• resmi ilanlar
M. Cengiz Poyraz [email protected]

LEYLA’DAN MEVLA’YA

14.08.2012 00:44:28

             Aşk olmadan vuslat olmaz. Aşk olmadan İlahi sır perdeleri açılmaz. Bilgi kemale ermiş olsa bile kişinin ulaşabileceği mertebe ilmel yakın olmaktır. Bu makam varılmak istenilen yerin yola çıkılacağı ilk mertebe, yani daha yolun başlangıcıdır.

 

     Aşk ateşi ancak görerek başlayabilir. Dolayısıyla bundan sonra girilecek yolda varılacak yer, görerek her türlü şüpheden arınmış kâmil bir iman için ulaşılması gereken makam aynel yakin olmaktır. 

 

      Aşk öyle bir ateştir ki, önce sevenle sevilenden gayri ne varsa yakar kül eder. Sevenin gözü sevgiliden başka hiçbir şeyi görmez olur. Dolayısıyla da kişi yok olup giden şeyler için gamlanmaz.

 

        Sonra ateş seveni yakmaya başlar. Bu böylece bir zaman devam eder ve sevende sevgilinin yolunda yanıp kül olunca sükûn bulur.

 

         Artık geride yalnızca maşuk kalmış, yanıp gidenlerde ona cem olarak ebedileşmişlerdir. Yani arzulanan gerçekleşmiş vuslata erişilmiştir.

 

         Aşk Allah’ın Sevgilideki tecellisine duyduğumuz histir. Allah’ın üzerinde tecelli ettiği kişiye karşı duyduğumuz hissede sevgi denir. Yunus’un dediği gibi “Yaratılmışı severiz Yaratandan ötürü”   Aşık olunacak tek şey  her zaman ve daima Allah’ dır.

 

       Bunu biraz daha açık ifade edelim. Zahiri aşkta görüp de vurulduğumuz uğruna bütün bir ömrü feda etmeye razı olduğumuz aşk sevgilinin bedenine değil Allahın ondaki tecellisinedir.

 

        Önceleri bunu fark etmeyip aşkımızın sevgilinin suretine olduğunu zannetsek de,  eğer içimizdeki yangın azalmıyor artıyorsa, bu aşktır.
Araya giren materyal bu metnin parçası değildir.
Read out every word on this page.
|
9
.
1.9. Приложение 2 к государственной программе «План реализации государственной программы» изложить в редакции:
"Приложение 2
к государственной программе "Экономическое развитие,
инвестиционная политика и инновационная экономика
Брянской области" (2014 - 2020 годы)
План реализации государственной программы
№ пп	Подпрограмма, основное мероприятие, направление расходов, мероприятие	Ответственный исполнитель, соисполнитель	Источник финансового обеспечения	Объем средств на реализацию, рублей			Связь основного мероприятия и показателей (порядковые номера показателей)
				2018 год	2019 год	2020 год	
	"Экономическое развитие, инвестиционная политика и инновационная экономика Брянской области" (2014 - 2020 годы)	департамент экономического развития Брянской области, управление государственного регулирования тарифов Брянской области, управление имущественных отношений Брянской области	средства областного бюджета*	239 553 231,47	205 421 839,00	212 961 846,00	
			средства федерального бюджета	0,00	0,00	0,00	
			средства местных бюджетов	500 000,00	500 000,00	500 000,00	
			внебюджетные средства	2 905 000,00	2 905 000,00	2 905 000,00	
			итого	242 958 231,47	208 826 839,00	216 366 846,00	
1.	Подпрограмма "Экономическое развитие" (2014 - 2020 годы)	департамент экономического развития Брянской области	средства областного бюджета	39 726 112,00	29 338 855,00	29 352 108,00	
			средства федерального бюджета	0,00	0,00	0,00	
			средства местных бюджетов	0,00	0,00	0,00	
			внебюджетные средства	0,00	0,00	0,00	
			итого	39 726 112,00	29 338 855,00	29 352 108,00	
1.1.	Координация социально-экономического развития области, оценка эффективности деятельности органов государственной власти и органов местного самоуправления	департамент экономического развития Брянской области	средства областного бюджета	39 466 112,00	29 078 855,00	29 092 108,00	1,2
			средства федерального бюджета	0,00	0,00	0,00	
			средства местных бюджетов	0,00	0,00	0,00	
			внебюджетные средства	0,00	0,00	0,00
Zira bedene duyulan arzu yalnızca sevgidir ve zaman içinde sükûn bularak biter.                                                                                                                                       

 

        Ateşi Aşkın ölümsüzleştirdiği büyük âşıkların pek çoğunu hepiniz bilirsiniz. aşk ateşi bir kere tutuştu mu artık o önüne çıkan her şeyi yakıp kül ederek neticeyi batındaki gerçek sevgiliye taşır.   Aşığın Leyla’dan Mevla’ya yolun neresinde ve hangi boyutta geçtiğini anlayamazsınız.

 

       Aşk hayatın sırrıdır. Aşk, yani Gravidasyon, yani cazibe, yani çekim gücü

.

       Küreler, Zerreler. Atomlar, hep bu gücün bitip tükenmez enerjisi ile var olabilmekte, hayat bulup hareket edebilmektedir.

 

       Allah (C.C.) var ettiği her şeyi aslına dönmek üzere bu kanununa bağlamış ve bir vakte kadar da mühlet vermiştir. Bedenimizin aşkı, evvel emirde arzadır. Hatta onun merkezinedir. Ayağımızın yerden kesilmesinde duyduğumuz huzursuzluk ta bunun neticesi olsa gerektir. Zira beden oradan hâsıl olmadır. Onun aşkı toprağadır.

 

      Yer çekimi arzda olan ve arzdan olan şeylerin ana nüveye, çekirdeğe olan aşkının, yani çekim gücünün adıdır. Bir başka deyişle Yer çekimi arz’ın çekirdeğinden ayrılan şeylerin asılları olan o çekirdeğe tekrar kavuşmak üzere duydukları arzunun yani Aşk’ın adıdır. Bu aşklar birbirine eklene ulana sonunda her şeyin başı olan Allah’ta son bulur.

 

      Mademki aşk kavuşma beklentisinin bir neticesidir. aşk ateşi de ruhumuzun bedenimize üflenmeden önceki yerine,  Allah’a dönme arzusunun tarifsiz yangınıdır. O büyük kavuşma arzusu, yolunu kesen her şeyi yakıp yok etmede asla tereddüt etmez.

 

      Bütün mesele aşkın o ilk kıvılcımının çakmasıdır ki o da ancak sevgili ile bir kere göz göze gelmekle mümkün olacaktır.  Aynel yakın olmadan, O’nu görüp sevdalanmadan bu aşk doğmaz. O zaman ilk iş, âşık olunacak sevgiliyi görmek üzere onu aramak olacaktır.

 

    Gam ve telaş sizlerden uzak olsun efendim.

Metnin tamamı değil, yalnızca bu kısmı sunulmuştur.